I think that probably feeds as well into another issue that I think it's very important to raise. Sometimes I think because they don't know enough about what's okay, what's acceptable, what's safe - for some children, the things that they do sexually can end up getting them into trouble. If that's happening because we haven't supported those children to learn then maybe we're letting those kids down. It is really important we do everything we can to stop disabled children, in particular, those with communication and learning needs being criminalised.

We can see this coming sometimes in kids. If we avoid or don't address or are not proactive in tackling these topics, sometimes maybe children end up doing things that they haven't understood. So very, very important, something that we really tackle what sometimes gets described as inappropriate behaviour. Some children whose behaviour is harmful sexually, maybe with the right help could learn safer ways to be and that's a job that we face.

Ali:
We've talked a little bit about a variety of communication methods children and young people use. But how does that evolve as they get older? Language evolves consistently. What impact does that have on children that don't, may be are non-verbal or they're more reliant on something more visual?

Sarah:
This is a really, really important area and it's really good that the Office of the Children's Commission has just published a report about the gaps and inconsistencies in speech and language therapy services available across the country.

Some children have particular communication kits, don't they? They maybe have images on their computer or maybe they have key fobs with lots of pictures or maybe they have cards that they use.

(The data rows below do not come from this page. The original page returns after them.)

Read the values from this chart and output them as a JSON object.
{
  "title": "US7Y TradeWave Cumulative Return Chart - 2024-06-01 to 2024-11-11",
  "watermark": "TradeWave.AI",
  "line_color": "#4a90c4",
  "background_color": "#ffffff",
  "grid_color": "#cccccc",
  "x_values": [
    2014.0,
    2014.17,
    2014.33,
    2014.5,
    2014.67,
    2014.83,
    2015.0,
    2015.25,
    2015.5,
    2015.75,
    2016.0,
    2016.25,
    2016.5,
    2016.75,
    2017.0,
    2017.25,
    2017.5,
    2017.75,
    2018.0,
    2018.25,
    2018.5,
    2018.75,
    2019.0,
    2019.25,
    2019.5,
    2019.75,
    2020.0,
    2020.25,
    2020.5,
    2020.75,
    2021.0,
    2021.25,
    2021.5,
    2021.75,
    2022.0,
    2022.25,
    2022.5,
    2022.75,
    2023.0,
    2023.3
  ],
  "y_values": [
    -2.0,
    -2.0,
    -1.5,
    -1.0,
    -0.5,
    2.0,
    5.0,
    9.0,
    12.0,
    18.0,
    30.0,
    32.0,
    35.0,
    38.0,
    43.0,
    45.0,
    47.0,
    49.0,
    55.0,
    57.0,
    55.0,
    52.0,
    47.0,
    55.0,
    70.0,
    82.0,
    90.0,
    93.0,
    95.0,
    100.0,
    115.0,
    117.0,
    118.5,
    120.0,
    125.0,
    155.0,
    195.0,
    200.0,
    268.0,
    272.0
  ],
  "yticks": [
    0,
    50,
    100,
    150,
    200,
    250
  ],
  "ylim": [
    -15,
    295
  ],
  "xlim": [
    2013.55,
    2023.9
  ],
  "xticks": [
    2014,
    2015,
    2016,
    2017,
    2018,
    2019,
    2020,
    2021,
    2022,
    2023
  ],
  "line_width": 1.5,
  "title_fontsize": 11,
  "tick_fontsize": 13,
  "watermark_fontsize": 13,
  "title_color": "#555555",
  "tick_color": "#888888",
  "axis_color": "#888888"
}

And the thing is that, you know, say I'm seven and I'm enjoying playing with Lego and having picnics, the language that I want to use is going to be very different to five years later when I'm 12 or 13. Maybe I'm in school, maybe I don't like what's being served for dinner, maybe I don't like the kids that I'm with, or maybe I'm feeling bullied. Has my language vocabulary that people have given me been updated as I grow?

One of the things that we know is that if children aren't in special settings, special school settings where they're getting communication help and they're not getting speech language therapy help, is that vocabulary growing with them? Is it equipping them to be able to have words for body parts? Not just their own but if I'm a little boy, those of a girl or if I'm a girl, those of a boy. If I want to tell somebody, somebody is hurting me, how do I have the right language to do it? There's an awful lot of work needed to get recognition of why speech and language and the ability to communicate are so important.

I'm not for one second saying children are responsible for telling us they're being hurt. It's our job to notice. It's our job to tackle those who harm and abuse. But we are disabling children further if we don't keep communication work going because that's as important as learning to read and write for every child.

Ali:
Sarah, thank you so much for coming to talk to us about the report today. Is there anything else you might want to add or leave us on?

Sarah:
I think Anita and Alex and I would all want to express really heartfelt thanks to the parents for giving us their time and also crucially to thank the support social worker from the setting where the interviews took place because I think her role in enabling, facilitating and those relationships, the confidence and the knowledge that she brings is crucial. And it's a very good illustration of the kind of role that we need in all the schools across the country that would support children.

I think also just to say thanks to the NSPCC for funding this piece of work and hopefully it's the start of a lot more close inspection of these areas of needs. The most important thing is that we listen to what parents have told us and that we try to find ways of turning the 10 tips, the 10 recommendations from the report into practice.

How do we get these messages out there into the schools, into social work teams, into health settings? How do we get these messages out? And how do we all collectively take responsibility for making discussing these topics no longer taboo? Children need grown-ups to be able to talk about it because without us supporting and helping they haven't got the information that they may need.